Pi in the Sky

I just bought John D. Barrow’s „Ein Himmel voller Zahlen“ („Pi in the Sky“) because I thought it might be interesting to a mathematician. I don’t know yet, if it is, but the reference section is amazing.

However, I started reading chapter 4 about Intuitionism, which is something that fascinates me. For some reason yet undiscovered by me, the chapter has a section about trapdoor functions. To say it blankly, the mathematics in this section are so simplified that they become useless.

I hate simplifications like this! Some teachers like to fake that everything is easy. At first sight, students are very happy with this „approach“. But, once the students start thinking and taking a closer look, they find out that they have not understood anything. As Einstein said it: „Make things as simple as possible, but not simpler!“.

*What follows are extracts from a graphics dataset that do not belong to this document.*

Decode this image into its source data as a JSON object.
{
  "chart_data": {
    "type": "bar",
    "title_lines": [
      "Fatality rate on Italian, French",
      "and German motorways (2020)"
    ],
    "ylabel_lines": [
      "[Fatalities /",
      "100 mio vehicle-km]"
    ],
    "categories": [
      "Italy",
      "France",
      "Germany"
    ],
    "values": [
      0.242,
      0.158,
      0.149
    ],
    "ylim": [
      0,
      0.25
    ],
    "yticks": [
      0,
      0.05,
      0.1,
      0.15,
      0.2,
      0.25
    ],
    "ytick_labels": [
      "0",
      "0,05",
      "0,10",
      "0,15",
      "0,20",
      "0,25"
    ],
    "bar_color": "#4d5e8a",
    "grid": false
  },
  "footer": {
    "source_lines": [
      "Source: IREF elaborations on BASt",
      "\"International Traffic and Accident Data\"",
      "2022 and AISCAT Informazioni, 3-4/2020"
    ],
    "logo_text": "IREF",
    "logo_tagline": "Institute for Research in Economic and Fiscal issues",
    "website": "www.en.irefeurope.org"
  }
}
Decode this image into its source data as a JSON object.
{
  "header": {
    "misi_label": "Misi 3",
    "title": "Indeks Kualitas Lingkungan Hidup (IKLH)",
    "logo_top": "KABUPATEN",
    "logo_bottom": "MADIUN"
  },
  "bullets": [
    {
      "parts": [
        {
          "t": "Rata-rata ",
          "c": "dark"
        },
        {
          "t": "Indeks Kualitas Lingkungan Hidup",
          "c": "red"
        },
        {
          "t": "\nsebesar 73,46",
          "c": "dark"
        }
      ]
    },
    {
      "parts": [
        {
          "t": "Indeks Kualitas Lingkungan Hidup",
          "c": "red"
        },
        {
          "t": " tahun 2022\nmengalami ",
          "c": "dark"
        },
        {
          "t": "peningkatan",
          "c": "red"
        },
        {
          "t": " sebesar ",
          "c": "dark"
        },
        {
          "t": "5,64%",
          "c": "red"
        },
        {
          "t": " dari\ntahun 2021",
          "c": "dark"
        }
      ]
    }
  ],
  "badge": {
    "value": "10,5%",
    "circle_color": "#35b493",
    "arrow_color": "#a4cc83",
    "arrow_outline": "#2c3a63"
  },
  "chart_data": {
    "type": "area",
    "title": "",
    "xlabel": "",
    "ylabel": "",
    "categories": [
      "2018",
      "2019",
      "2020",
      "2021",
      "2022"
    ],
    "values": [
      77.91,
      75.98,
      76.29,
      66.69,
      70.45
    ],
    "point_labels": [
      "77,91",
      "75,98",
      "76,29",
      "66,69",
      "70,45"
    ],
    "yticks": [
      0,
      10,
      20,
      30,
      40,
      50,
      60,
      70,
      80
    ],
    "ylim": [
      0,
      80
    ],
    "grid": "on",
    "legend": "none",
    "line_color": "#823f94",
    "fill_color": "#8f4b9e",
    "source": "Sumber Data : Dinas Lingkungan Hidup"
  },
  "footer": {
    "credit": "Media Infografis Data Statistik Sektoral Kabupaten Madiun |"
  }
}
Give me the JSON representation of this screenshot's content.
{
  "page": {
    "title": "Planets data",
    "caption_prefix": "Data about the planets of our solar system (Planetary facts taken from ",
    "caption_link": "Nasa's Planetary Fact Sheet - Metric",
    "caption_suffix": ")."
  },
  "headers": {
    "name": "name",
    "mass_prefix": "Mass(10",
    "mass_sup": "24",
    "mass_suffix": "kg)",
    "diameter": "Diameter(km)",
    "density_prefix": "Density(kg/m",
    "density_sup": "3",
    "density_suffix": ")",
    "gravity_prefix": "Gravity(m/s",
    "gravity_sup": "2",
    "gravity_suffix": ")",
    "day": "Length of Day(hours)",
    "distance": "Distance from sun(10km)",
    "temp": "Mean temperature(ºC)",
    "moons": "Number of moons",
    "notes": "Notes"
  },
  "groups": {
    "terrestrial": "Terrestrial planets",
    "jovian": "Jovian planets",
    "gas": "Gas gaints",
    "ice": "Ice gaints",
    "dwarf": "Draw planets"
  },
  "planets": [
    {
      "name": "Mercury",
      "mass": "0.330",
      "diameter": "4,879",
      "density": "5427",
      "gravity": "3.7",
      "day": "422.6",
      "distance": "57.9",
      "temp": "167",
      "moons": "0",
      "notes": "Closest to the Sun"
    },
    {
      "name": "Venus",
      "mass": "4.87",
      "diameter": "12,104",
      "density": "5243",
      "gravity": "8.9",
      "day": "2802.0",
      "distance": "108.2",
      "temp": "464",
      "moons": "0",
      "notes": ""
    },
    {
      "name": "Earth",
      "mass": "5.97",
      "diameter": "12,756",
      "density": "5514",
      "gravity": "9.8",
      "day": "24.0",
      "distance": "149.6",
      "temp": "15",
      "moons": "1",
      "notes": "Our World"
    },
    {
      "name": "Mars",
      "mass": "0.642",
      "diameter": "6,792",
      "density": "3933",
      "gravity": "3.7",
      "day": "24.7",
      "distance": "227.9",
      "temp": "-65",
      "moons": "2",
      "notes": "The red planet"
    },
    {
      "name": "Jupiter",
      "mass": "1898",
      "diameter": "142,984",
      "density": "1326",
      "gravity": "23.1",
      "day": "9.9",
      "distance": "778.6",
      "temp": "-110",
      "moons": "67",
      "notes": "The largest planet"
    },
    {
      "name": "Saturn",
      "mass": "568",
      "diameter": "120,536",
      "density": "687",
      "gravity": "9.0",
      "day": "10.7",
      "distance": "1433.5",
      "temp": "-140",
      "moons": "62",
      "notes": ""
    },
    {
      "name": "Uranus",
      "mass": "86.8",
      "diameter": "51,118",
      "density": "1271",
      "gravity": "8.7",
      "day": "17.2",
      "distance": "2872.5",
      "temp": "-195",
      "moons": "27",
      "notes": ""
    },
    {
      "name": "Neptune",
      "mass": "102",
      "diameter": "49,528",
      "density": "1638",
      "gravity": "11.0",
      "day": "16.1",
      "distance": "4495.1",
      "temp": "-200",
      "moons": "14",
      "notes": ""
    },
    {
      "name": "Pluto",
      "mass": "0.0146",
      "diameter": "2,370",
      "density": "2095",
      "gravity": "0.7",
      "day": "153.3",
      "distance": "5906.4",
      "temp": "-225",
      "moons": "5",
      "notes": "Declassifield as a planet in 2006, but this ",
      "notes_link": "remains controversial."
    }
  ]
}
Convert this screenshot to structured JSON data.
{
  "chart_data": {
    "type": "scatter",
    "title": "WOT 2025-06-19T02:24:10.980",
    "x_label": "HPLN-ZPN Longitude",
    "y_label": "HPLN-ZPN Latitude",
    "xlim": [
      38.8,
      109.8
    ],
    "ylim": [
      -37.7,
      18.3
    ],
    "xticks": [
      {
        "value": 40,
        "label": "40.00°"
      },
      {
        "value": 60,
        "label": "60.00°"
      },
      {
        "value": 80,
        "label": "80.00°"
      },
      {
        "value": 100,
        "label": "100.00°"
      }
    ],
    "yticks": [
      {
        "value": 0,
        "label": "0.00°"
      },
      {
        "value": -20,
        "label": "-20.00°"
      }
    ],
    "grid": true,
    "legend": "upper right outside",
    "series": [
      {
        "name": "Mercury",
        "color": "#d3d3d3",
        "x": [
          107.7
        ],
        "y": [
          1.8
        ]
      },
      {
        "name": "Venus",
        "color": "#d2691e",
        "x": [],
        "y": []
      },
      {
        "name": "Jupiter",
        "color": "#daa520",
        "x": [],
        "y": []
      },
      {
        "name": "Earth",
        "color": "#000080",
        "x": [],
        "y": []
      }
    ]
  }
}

The section proposes the following public encryption method. The message M is encrypted with a large prime number, and the product MP is sent by A to B, where P is another prime number. Then MPQ is sent back from B to A with the third prime number. A divides that by P, and sends MQ to B, who divides by Q to get the message M.

Of course, this will not work at all. First any observer of this communication knows MP, MPQ, and MQ. Thus, he knows P and then M! Moreover, after sending MP and getting MPQ, A will know Q and thus the key of B. It would be better to send MQ right away next time. It just does not work in this simplified way.

Moreover, it would be easier to XOR instead of multiply, and work just the same way, without the mystification with „large prime numbers“.

I might continue reading this book. But I have lost my trust, definitely.